White House, Rye, East Sussex
Lazy is a great word at breakfast. And “build your own breakfast” is one of the greatest phrases ever scrawled on a menu. When that menu is available all day, and the ingredients are as fresh as this, it’s hard not to leave (eventually) with a satisfied smile. The bakery is especially good. Dogs, and any other pets, are made very welcome. It’s the perfect start to a day, however late and lazy that is.

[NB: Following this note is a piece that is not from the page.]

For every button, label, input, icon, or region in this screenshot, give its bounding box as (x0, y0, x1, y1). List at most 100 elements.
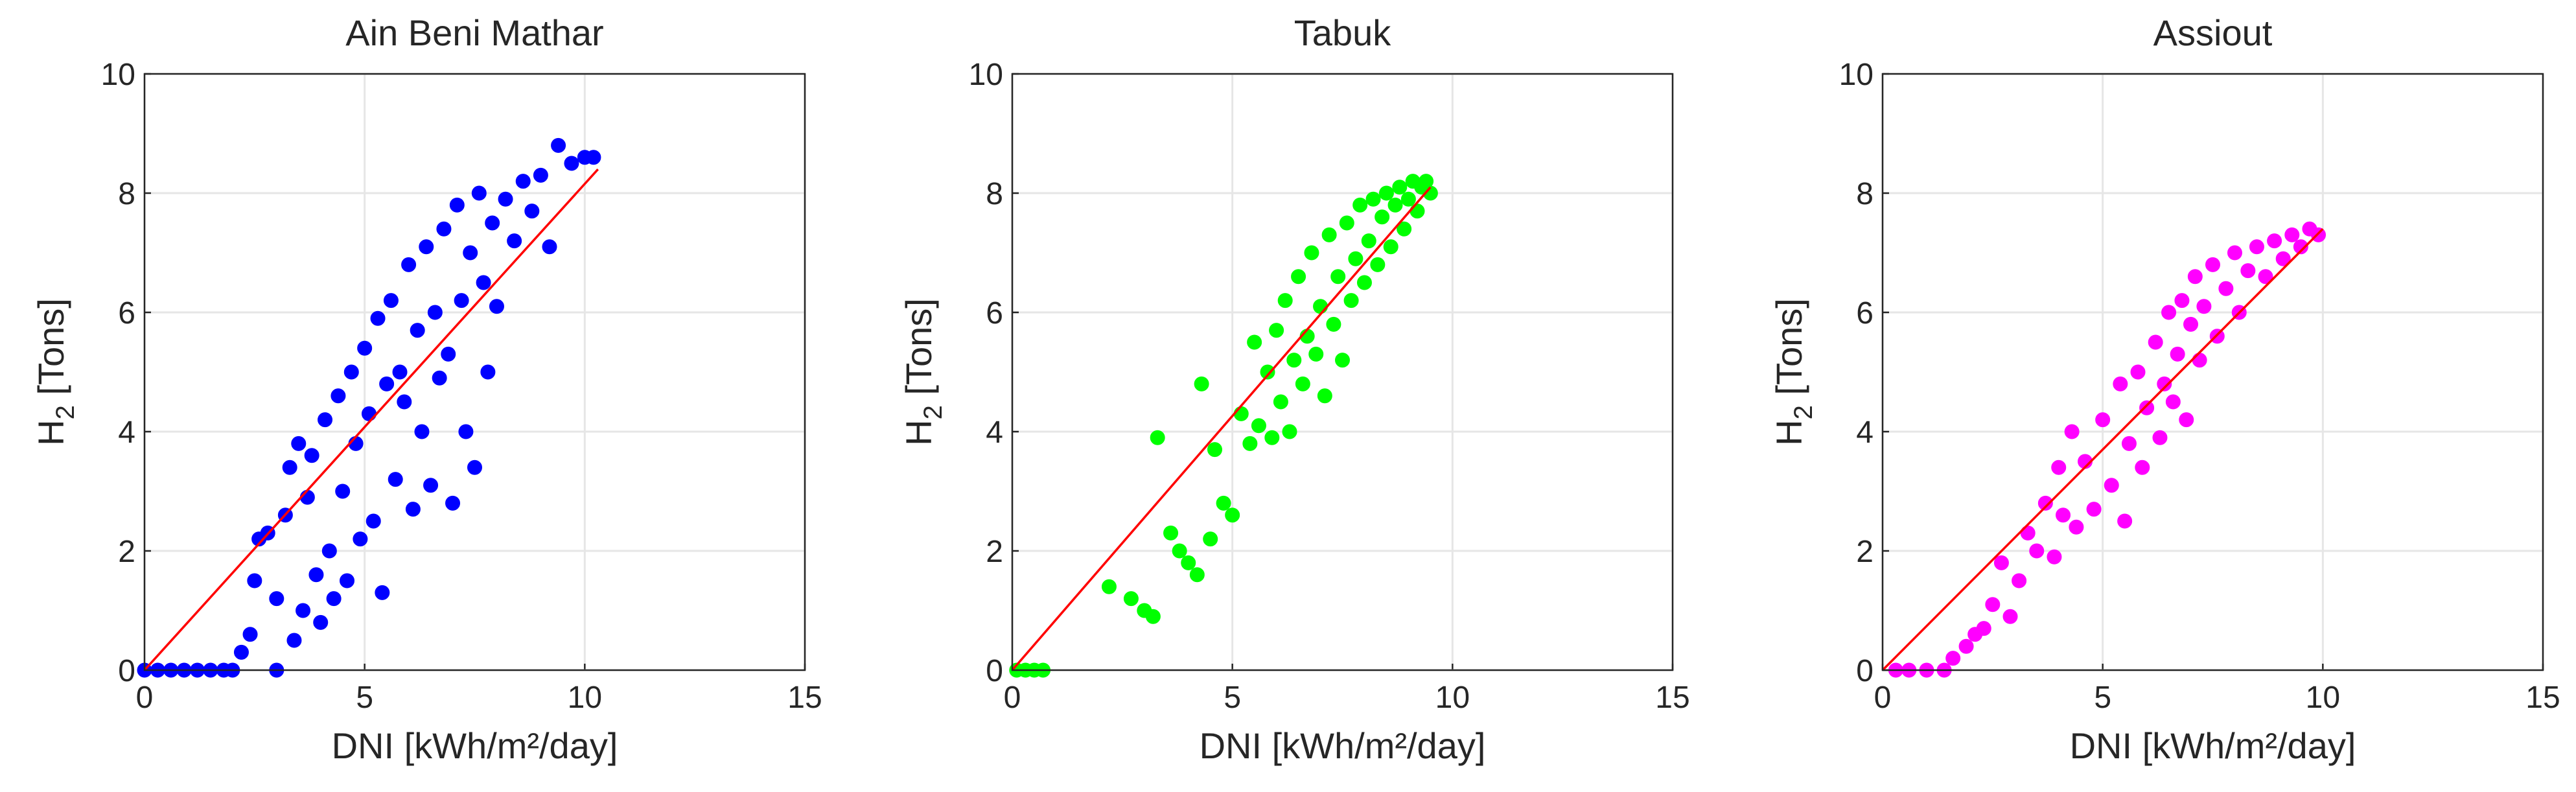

The Living Space Watergate Bay Hotel, Watergate Bay, Cornwall
Overlooking one of the country’s finest beaches this relaxed and informal dining room/lounge is a delight. The lunch menu consists of huge sharing plates, burgers, salads and legendary sandwiches – generous heaps of comfort food in a comfortable room with enough space for even larger dogs.
Bellanger, Islington Green, London
Among several ways in which “the Continentals” (my grandparents’ term) are more advanced than us is in attitudes to pets in restaurants. Rock up to a restaurant in France with a dog and often no one blinks at the prospect of your pooch joining you for dinner. Here, we’re less open to the idea. In most cases, it’s a straight no.
Even the handful of restaurants that claim to be dog-friendly often qualify this with a time (7am to 4pm at quirky London joint Sketch) or place (outside tables only), while others limit it by size (small pooches only at charming Soho eatery Andrew Edmunds).
The list of restaurants that welcome all dogs at all times, and which aren’t just gussied up pubs, is short. So hats off to Chris Corbin and Jeremy King (The Wolseley, The Delaunay), whose recent opening Bellanger doesn’t restrict hounds to its pleasant outdoor seating area. As any dog-owning food lover will attest, there are some pretty clear markers of where an establishment lies in The Hierarchy of Dog Friendliness.
The first is the amount of fuss your companion gets; next is an offer of water; then there’s the occasional dog biscuit; and finally a full-blown canine menu and drinks list. Personally, I prefer restaurants where humans are put first, with dogs a close second.
This is exactly the balance Bellanger gets right. There’s water and bespoke dog biscuits, plus plenty of fuss from waiting staff, but the focus is on the human guests at this classic Corbin and King version of a grand European café. Something else “the Continentals” do right: I suspect the delicious soupe à la bierre wouldn’t be as popular if they called it beer soup. One less French twist is the vegetarian menu, although asking for it can cause a very Gallic raised eyebrow or barely supressed sneer from the otherwise delightful staff. If there is little on offer that shocks or surprises, there is plenty to delight.
A bavette steak, a beautiful piece of lemon sole, a signature hamburger with Gruyère and some deliciously simple tartes flambées, then on to a coupe amandine and a memorable dish of butterroasted apples with Calvados, it’s all so delicious there are no leftovers. Bad news for the hound.